There’s even an in-built tutorial to help you on your way to coding your own music.
The way Scratch uses sprites and backdrops is a good introduction to game creation that can be useful when shifting to more advanced game creation software such as Yoyo Games’ Game Maker. There’s a free version of GameMaker Studio available though it’s only compatible with Windows computers.
Within the programme there are a range of Demo or Tutorials.available for different categories of games.There are also some introductory videos available to help get started with GameMaker and a whole range of community resources available on YouTube.
You can create games either through using the drag and drop interface or code games using the GML (GameMake Language) so it’s good for all levels of experience.
While GameMaker studio is great for teens, there are other options out there for younger kids interested in creating games.
There are loads of learning resources in the WebMaker community too.

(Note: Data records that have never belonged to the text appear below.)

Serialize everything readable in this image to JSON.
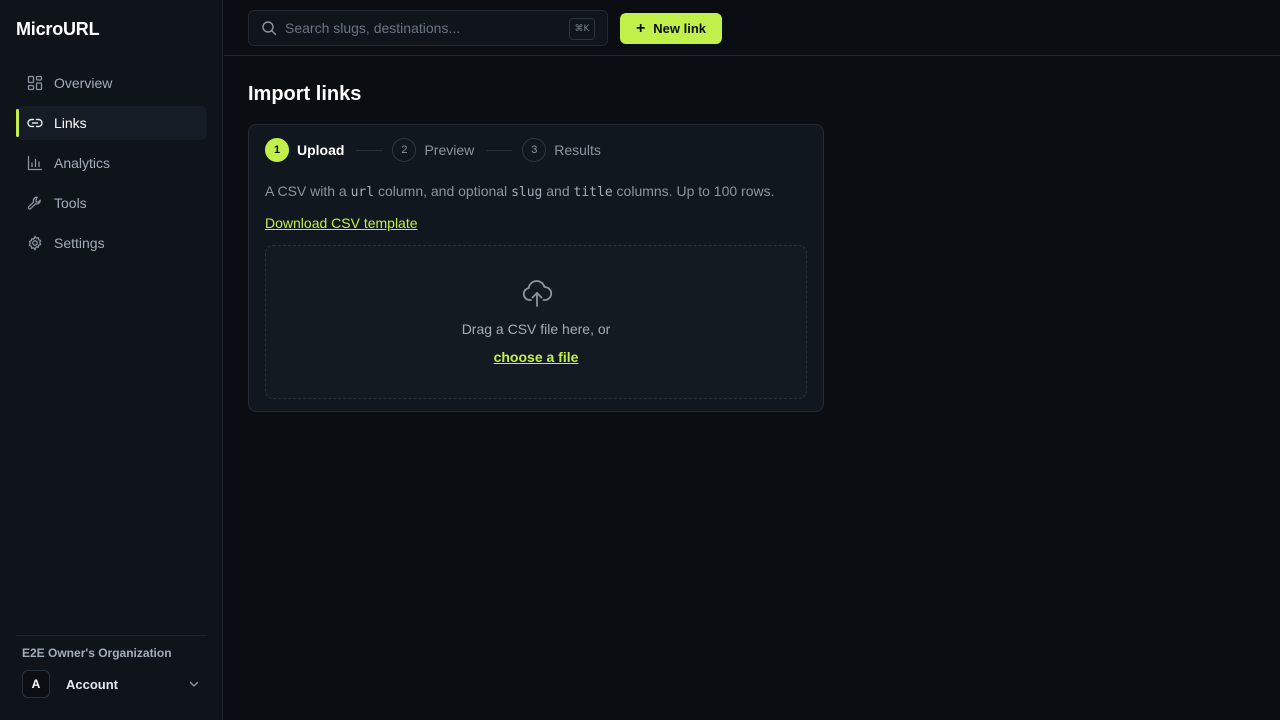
{
  "brand": "MicroURL",
  "nav": [
    {
      "label": "Overview",
      "icon": "grid-icon",
      "active": false
    },
    {
      "label": "Links",
      "icon": "link-icon",
      "active": true
    },
    {
      "label": "Analytics",
      "icon": "bar-chart-icon",
      "active": false
    },
    {
      "label": "Tools",
      "icon": "wrench-icon",
      "active": false
    },
    {
      "label": "Settings",
      "icon": "gear-icon",
      "active": false
    }
  ],
  "org": {
    "name": "E2E Owner's Organization",
    "account_initial": "A",
    "account_label": "Account"
  },
  "search": {
    "placeholder": "Search slugs, destinations...",
    "shortcut": "⌘K"
  },
  "new_link_label": "New link",
  "page_title": "Import links",
  "steps": [
    {
      "num": "1",
      "label": "Upload",
      "active": true
    },
    {
      "num": "2",
      "label": "Preview",
      "active": false
    },
    {
      "num": "3",
      "label": "Results",
      "active": false
    }
  ],
  "description": {
    "part1": "A CSV with a ",
    "code1": "url",
    "part2": " column, and optional ",
    "code2": "slug",
    "part3": " and ",
    "code3": "title",
    "part4": " columns. Up to 100 rows."
  },
  "template_link": "Download CSV template",
  "dropzone": {
    "text": "Drag a CSV file here, or",
    "choose_label": "choose a file"
  },
  "colors": {
    "accent": "#c2f04a",
    "background": "#0a0d12",
    "sidebar": "#0f141b"
  }
}
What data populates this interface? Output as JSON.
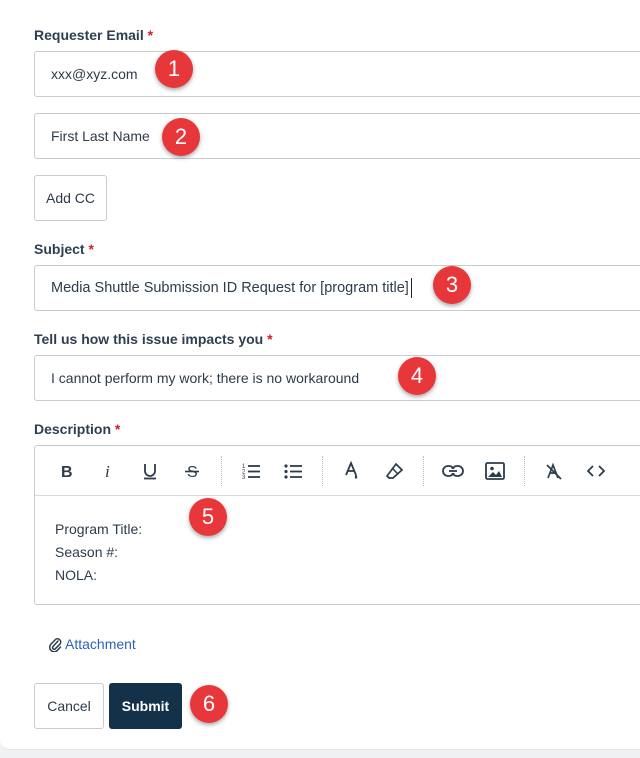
{
  "form": {
    "requester_email": {
      "label": "Requester Email",
      "required_mark": "*",
      "value": "xxx@xyz.com"
    },
    "name_field": {
      "value": "First Last Name"
    },
    "add_cc_label": "Add CC",
    "subject": {
      "label": "Subject",
      "required_mark": "*",
      "value": "Media Shuttle Submission ID Request for [program title]"
    },
    "impact": {
      "label": "Tell us how this issue impacts you",
      "required_mark": "*",
      "value": "I cannot perform my work; there is no workaround"
    },
    "description": {
      "label": "Description",
      "required_mark": "*",
      "lines": [
        "Program Title:",
        "Season #:",
        "NOLA:"
      ],
      "toolbar_icons": [
        "bold-icon",
        "italic-icon",
        "underline-icon",
        "strikethrough-icon",
        "ordered-list-icon",
        "bullet-list-icon",
        "text-color-icon",
        "highlight-icon",
        "link-icon",
        "image-icon",
        "clear-format-icon",
        "code-icon"
      ]
    },
    "attachment_label": "Attachment",
    "cancel_label": "Cancel",
    "submit_label": "Submit"
  },
  "callouts": [
    "1",
    "2",
    "3",
    "4",
    "5",
    "6"
  ],
  "colors": {
    "primary": "#14314a",
    "required": "#d0212a",
    "link": "#2f63b8",
    "callout": "#e8373a"
  }
}
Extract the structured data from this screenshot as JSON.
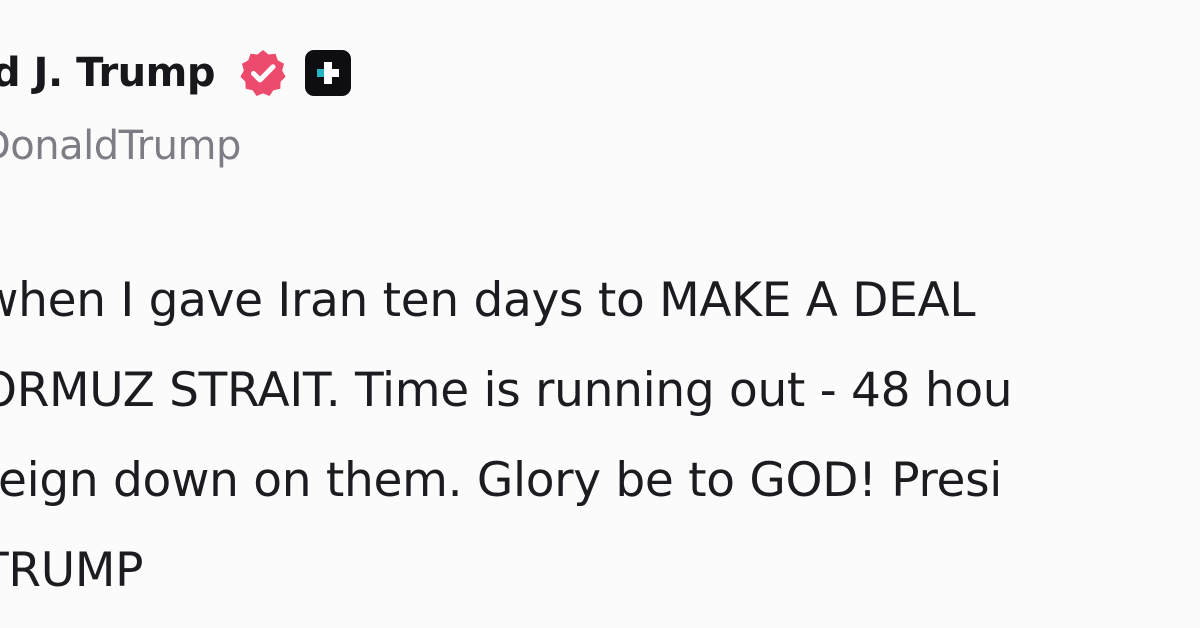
{
  "post": {
    "author_name": "d J. Trump",
    "author_handle": "DonaldTrump",
    "icons": {
      "verified": "verified-badge-icon",
      "plus": "plus-badge-icon"
    },
    "colors": {
      "verified": "#ec4b6e",
      "plus": "#0d0d12",
      "handle": "#7d7d86",
      "text": "#1b1b20"
    },
    "lines": [
      " when I gave Iran ten days to MAKE A DEAL",
      "ORMUZ STRAIT. Time is running out - 48 hou",
      "reign down on them. Glory be to GOD! Presi",
      " TRUMP"
    ]
  }
}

Check out the Remixable projects like the Keep Calm Poster or the Current Events Comic.
Honourable mentions …
These resources are also worth checking out.
Hackety Hack is a downloadable program to teach kids the ruby programming language.
Minecraft Pi is another good option for Minecraft fans if you’ve got access to Raspberry Pis. Minecraft Pi was developed as an educational tool and you can make modifications using the Python interface.
But what about the Micro:bit
Hmm… I’m still on the fence about the Microbit, produced by the BBC (with about a gazillion partner organisations), as an effective learning resource but I’ve only been playing with it for a week or two.
It comes with the choice of 4 programming environments, none of which really complete with the above options – though it falls more on the physical computing side of things and so is a decent alternative to the PicoBoard (which works with Scratch). It’s still in beta so one to watch as it develops.